El arquitecto Frank Gehry, premio Príncipe de Asturias 2014, estrenó en Sídney un edificio ondulante inspirado en la estructura de “una casa del árbol” que aspira a convertirse en el nuevo ícono de la ciudad junto a la Casa de la ópera.
El edificio, que ha costado 140 millones de dólares, ha sido bautizado como “Dr.

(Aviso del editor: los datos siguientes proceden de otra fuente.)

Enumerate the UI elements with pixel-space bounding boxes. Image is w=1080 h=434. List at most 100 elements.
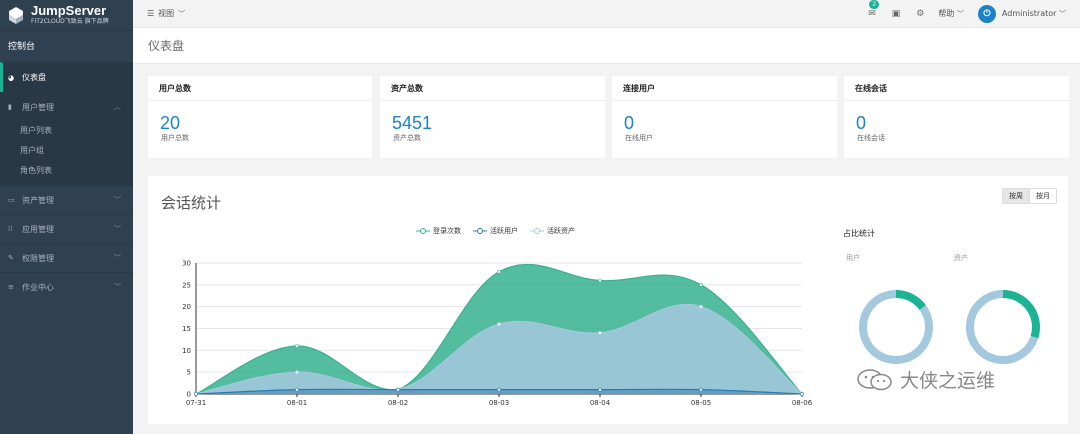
console-label[interactable]: 控制台 xyxy=(0,30,133,62)
avatar[interactable]: ⏻ xyxy=(977,4,996,23)
card-title: 用户总数 xyxy=(148,76,372,101)
sidebar-item-assets[interactable]: ▭ 资产管理 ﹀ xyxy=(0,185,133,214)
y-tick-label: 10 xyxy=(182,347,191,355)
series-active-users-area xyxy=(196,389,802,394)
gear-icon[interactable]: ⚙ xyxy=(916,8,925,19)
donut-assets-slice-1[interactable] xyxy=(966,290,1039,364)
jumpserver-logo-icon xyxy=(6,5,26,25)
card-value[interactable]: 0 xyxy=(624,113,635,133)
x-tick-label: 08-03 xyxy=(489,399,509,407)
stat-card-online-sessions: 在线会话 0 在线会话 xyxy=(844,76,1069,158)
chevron-up-icon: ︿ xyxy=(114,103,121,111)
legend-item-active-assets[interactable]: 活跃资产 xyxy=(530,226,575,236)
legend-item-active-users[interactable]: 活跃用户 xyxy=(473,226,518,236)
sidebar-item-jobs[interactable]: ≡ 作业中心 ﹀ xyxy=(0,272,133,301)
series-active-assets-area xyxy=(196,304,802,394)
card-value[interactable]: 5451 xyxy=(392,113,433,133)
donut-users-slice-1[interactable] xyxy=(859,290,933,364)
mail-badge: 2 xyxy=(869,0,880,9)
ratio-title: 占比统计 xyxy=(843,229,875,238)
chevron-down-icon: ﹀ xyxy=(1059,9,1066,18)
card-value[interactable]: 0 xyxy=(856,113,867,133)
chevron-down-icon: ﹀ xyxy=(178,9,186,18)
permission-icon: ✎ xyxy=(8,254,14,262)
x-tick-label: 08-05 xyxy=(691,399,711,407)
view-label: 视图 xyxy=(158,9,175,18)
menu-icon: ☰ xyxy=(147,9,155,18)
sidebar-item-label: 用户管理 xyxy=(22,102,54,112)
month-button[interactable]: 按月 xyxy=(1030,189,1056,203)
donut-label-users: 用户 xyxy=(846,254,860,262)
chevron-down-icon: ﹀ xyxy=(114,254,121,262)
session-area-chart[interactable]: 0 5 10 15 20 25 30 07-31 08-01 08-02 08-03 08-04 08-… xyxy=(148,176,828,424)
sidebar-item-users[interactable]: ▮ 用户管理 ︿ xyxy=(0,92,133,121)
data-point xyxy=(598,387,602,392)
data-point xyxy=(800,392,804,396)
help-label: 帮助 xyxy=(938,9,955,18)
x-tick-label: 08-04 xyxy=(590,399,611,407)
data-point xyxy=(396,387,400,392)
username-menu[interactable]: Administrator ﹀ xyxy=(1002,9,1066,19)
username: Administrator xyxy=(1001,8,1057,18)
view-toggle[interactable]: ☰ 视图 ﹀ xyxy=(147,8,185,19)
mail-icon[interactable]: ✉ 2 xyxy=(868,0,880,19)
apps-icon: ⁞⁞ xyxy=(8,225,13,233)
data-point xyxy=(598,330,602,335)
topbar: ☰ 视图 ﹀ ✉ 2 ▣ ⚙ 帮助 ﹀ ⏻ Administrator ﹀ xyxy=(133,0,1080,28)
y-tick-label: 15 xyxy=(182,325,191,333)
chart-legend: 登录次数 活跃用户 活跃资产 xyxy=(416,226,587,236)
legend-item-login[interactable]: 登录次数 xyxy=(416,226,461,236)
sidebar-item-label: 权限管理 xyxy=(22,253,54,263)
sidebar-subitem-user-group[interactable]: 用户组 xyxy=(20,146,44,155)
wechat-icon xyxy=(857,368,892,390)
stat-card-users: 用户总数 20 用户总数 xyxy=(148,76,372,158)
page-title: 仪表盘 xyxy=(133,28,1080,64)
help-menu[interactable]: 帮助 ﹀ xyxy=(938,8,964,19)
users-subnav: 用户列表 用户组 角色列表 xyxy=(0,121,133,185)
card-title: 资产总数 xyxy=(380,76,605,101)
sidebar-item-label: 应用管理 xyxy=(22,224,54,234)
legend-marker xyxy=(530,227,544,235)
logo[interactable]: JumpServer FIT2CLOUD飞致云 旗下品牌 xyxy=(0,0,133,30)
data-point xyxy=(497,387,501,392)
legend-marker xyxy=(416,227,430,235)
chevron-down-icon: ﹀ xyxy=(956,10,964,18)
asset-icon: ▭ xyxy=(8,196,15,204)
sidebar-item-dashboard[interactable]: ◕ 仪表盘 xyxy=(0,62,133,92)
week-button[interactable]: 按周 xyxy=(1003,189,1030,203)
session-stats-panel: 会话统计 按周 按月 登录次数 活跃用户 活跃资产 0 5 10 15 20 25 30 07… xyxy=(148,176,1068,424)
sidebar-item-apps[interactable]: ⁞⁞ 应用管理 ﹀ xyxy=(0,214,133,243)
x-tick-label: 08-02 xyxy=(388,399,408,407)
legend-marker xyxy=(473,227,487,235)
chevron-down-icon: ﹀ xyxy=(114,196,121,204)
x-tick-label: 07-31 xyxy=(186,399,206,407)
jobs-icon: ≡ xyxy=(8,283,14,291)
users-icon: ▮ xyxy=(8,103,12,111)
y-tick-label: 20 xyxy=(182,303,191,311)
card-title: 连接用户 xyxy=(612,76,837,101)
sidebar-item-permissions[interactable]: ✎ 权限管理 ﹀ xyxy=(0,243,133,272)
console-window-icon[interactable]: ▣ xyxy=(891,8,901,19)
sidebar-subitem-user-list[interactable]: 用户列表 xyxy=(20,126,52,135)
card-value[interactable]: 20 xyxy=(160,113,181,133)
donut-users-slice-0[interactable] xyxy=(895,290,926,311)
dashboard-icon: ◕ xyxy=(8,73,15,82)
donut-label-assets: 资产 xyxy=(954,254,968,262)
card-subtitle: 在线用户 xyxy=(625,134,653,142)
data-point xyxy=(699,282,703,287)
y-tick-label: 0 xyxy=(187,391,191,399)
card-subtitle: 用户总数 xyxy=(161,134,189,142)
x-tick-label: 08-01 xyxy=(287,399,307,407)
period-toggle: 按周 按月 xyxy=(1002,188,1057,204)
data-point xyxy=(497,269,501,274)
data-point xyxy=(699,304,703,309)
stat-card-online-users: 连接用户 0 在线用户 xyxy=(612,76,837,158)
y-tick-label: 30 xyxy=(182,260,191,268)
data-point xyxy=(295,387,299,392)
legend-label: 活跃用户 xyxy=(490,227,518,235)
card-subtitle: 资产总数 xyxy=(393,134,421,142)
donut-assets-slice-0[interactable] xyxy=(1002,290,1040,339)
data-point xyxy=(699,387,703,392)
sidebar-subitem-role-list[interactable]: 角色列表 xyxy=(20,166,52,175)
watermark: 大侠之运维 xyxy=(856,366,995,393)
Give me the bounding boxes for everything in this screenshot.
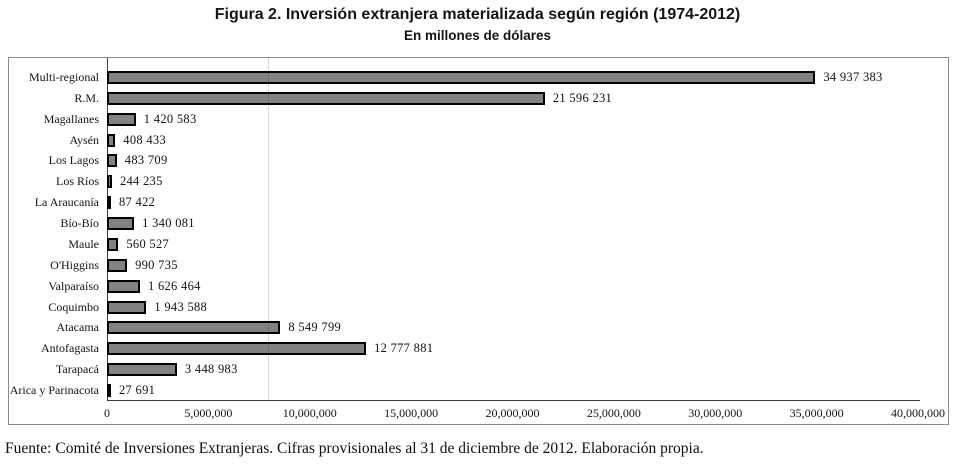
bar-track: 990 735 <box>107 258 918 273</box>
bar-track: 408 433 <box>107 133 918 148</box>
x-axis-tick-label: 20,000,000 <box>485 406 540 420</box>
bar-row: Los Lagos 483 709 <box>9 151 939 172</box>
bar <box>107 300 147 314</box>
bar <box>107 279 140 293</box>
figure-title: Figura 2. Inversión extranjera materiali… <box>214 6 741 23</box>
value-label: 1 943 588 <box>154 299 208 314</box>
x-axis-tick-label: 25,000,000 <box>586 406 641 420</box>
category-label: Coquimbo <box>48 299 99 314</box>
category-label: La Araucanía <box>34 195 99 210</box>
x-axis-tick-label: 35,000,000 <box>789 406 844 420</box>
category-label: Multi-regional <box>29 69 99 84</box>
bar-track: 12 777 881 <box>107 341 918 356</box>
bar-row: Bío-Bío 1 340 081 <box>9 213 939 234</box>
value-label: 1 340 081 <box>142 216 195 231</box>
bar-row: Multi-regional 34 937 383 <box>9 67 939 88</box>
x-axis-tick-label: 15,000,000 <box>384 406 439 420</box>
x-axis-tick-label: 40,000,000 <box>891 406 945 420</box>
faint-gridline-artifact <box>268 58 269 400</box>
bar-row: Los Ríos 244 235 <box>9 171 939 192</box>
bar <box>107 237 119 251</box>
bar <box>107 133 116 147</box>
bar-track: 1 340 081 <box>107 216 918 231</box>
bar-track: 1 943 588 <box>107 300 918 315</box>
value-label: 1 420 583 <box>143 111 197 126</box>
value-label: 8 549 799 <box>288 320 342 335</box>
value-label: 1 626 464 <box>147 278 201 293</box>
bar-rows-container: Multi-regional 34 937 383 R.M. 21 596 231 Ma… <box>9 67 939 401</box>
category-label: Antofagasta <box>41 341 99 356</box>
bar-track: 27 691 <box>107 383 918 398</box>
bar-track: 244 235 <box>107 174 918 189</box>
bar-row: Magallanes 1 420 583 <box>9 109 939 130</box>
x-axis-tick-label: 5,000,000 <box>184 406 233 420</box>
x-axis-tick-label: 0 <box>104 406 110 420</box>
bar-row: Antofagasta 12 777 881 <box>9 338 939 359</box>
category-label: Tarapacá <box>55 362 99 377</box>
bar-row: La Araucanía 87 422 <box>9 192 939 213</box>
category-label: R.M. <box>74 90 99 105</box>
bar-row: Coquimbo 1 943 588 <box>9 297 939 318</box>
bar-track: 3 448 983 <box>107 362 918 377</box>
bar <box>107 175 112 189</box>
bar-row: R.M. 21 596 231 <box>9 88 939 109</box>
x-axis-tick-label: 10,000,000 <box>282 406 337 420</box>
category-label: Maule <box>68 236 99 251</box>
category-label: Los Ríos <box>55 174 99 189</box>
bar <box>107 342 367 356</box>
source-note: Fuente: Comité de Inversiones Extranjera… <box>5 440 704 457</box>
bar <box>107 217 135 231</box>
category-label: O'Higgins <box>50 257 99 272</box>
category-label: Arica y Parinacota <box>9 383 99 398</box>
bar <box>107 321 281 335</box>
bar-track: 8 549 799 <box>107 320 918 335</box>
bar-row: Arica y Parinacota 27 691 <box>9 380 939 401</box>
bar-track: 34 937 383 <box>107 70 918 85</box>
value-label: 21 596 231 <box>552 90 613 105</box>
value-label: 244 235 <box>119 174 163 189</box>
value-label: 560 527 <box>126 236 170 251</box>
bar-track: 87 422 <box>107 195 918 210</box>
category-label: Magallanes <box>43 111 99 126</box>
bar-row: Tarapacá 3 448 983 <box>9 359 939 380</box>
bar-track: 1 420 583 <box>107 112 918 127</box>
bar-track: 560 527 <box>107 237 918 252</box>
bar <box>107 196 111 210</box>
bar-row: Aysén 408 433 <box>9 130 939 151</box>
value-label: 3 448 983 <box>184 362 238 377</box>
bar <box>107 363 177 377</box>
value-label: 34 937 383 <box>823 69 883 84</box>
value-label: 27 691 <box>119 383 156 398</box>
value-label: 990 735 <box>135 257 178 272</box>
category-label: Los Lagos <box>48 153 99 168</box>
category-label: Valparaíso <box>48 278 99 293</box>
value-label: 408 433 <box>123 132 166 147</box>
bar <box>107 91 545 105</box>
category-label: Bío-Bío <box>60 216 99 231</box>
bar-track: 483 709 <box>107 153 918 168</box>
value-label: 483 709 <box>124 153 168 168</box>
bar <box>107 70 816 84</box>
bar-row: Valparaíso 1 626 464 <box>9 276 939 297</box>
bar-row: O'Higgins 990 735 <box>9 255 939 276</box>
value-label: 12 777 881 <box>374 341 434 356</box>
bar-track: 21 596 231 <box>107 91 918 106</box>
bar <box>107 258 128 272</box>
category-label: Atacama <box>56 320 99 335</box>
bar <box>107 112 136 126</box>
bar <box>107 154 117 168</box>
category-label: Aysén <box>69 132 99 147</box>
bar-track: 1 626 464 <box>107 279 918 294</box>
figure-subtitle: En millones de dólares <box>403 28 552 43</box>
bar-row: Maule 560 527 <box>9 234 939 255</box>
bar <box>107 384 111 398</box>
bar-row: Atacama 8 549 799 <box>9 318 939 339</box>
value-label: 87 422 <box>119 195 156 210</box>
chart-frame: Multi-regional 34 937 383 R.M. 21 596 231 Ma… <box>8 57 949 425</box>
x-axis-line <box>107 400 920 401</box>
x-axis-tick-label: 30,000,000 <box>688 406 743 420</box>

Chau Chak Wing”, en honor a un empresario y filántropo chino-australiano, y es desde ayer la sede de la Nueva Escuela de Negocios de la Universidad Tecnológica de Sídney.
Gehry, premio Pritzker de 1989, al inicio del proyecto definió el edificio como “un organismo de aprendizaje creciente con muchas ramas de pensamiento, algunas de ellas robustas y otras efímeras y delicadas”.
El edificio ha llamado la atención por su estética y rareza, que lo ha llevado a ser comparado por el gobernador general de Australia, Peter Cosgrove, como la “más hermosa bolsa de papel arrugada”, pero también por varios detalles de su construcción.
El nuevo edificio tiene una fachada ondulante recubierta de láminas de vidrio que reflejan las construcciones aledañas, una sola columna recta y el ángulo más agudo de su diseño es de 72 grados.
El interior ha sido ideado bajo el concepto de que todo pueda ser manipulado con el tiempo según su uso.
Muchas de las salas donde se realizan las clases tienen una forma ovalada, lo que propicia un cambio de la relación entre el profesor, cuyo atril se coloca en ocasiones en el centro, y los alumnos, que se miran constantemente.
Gehry explicó que ha buscado humanizar el paisaje urbano con su nueva creación, la cual ha estado inspirada en los arquitectos y artistas del Renacimiento, así como en algo tan simple y fascinante como son los pliegues de la piel y de la ropa.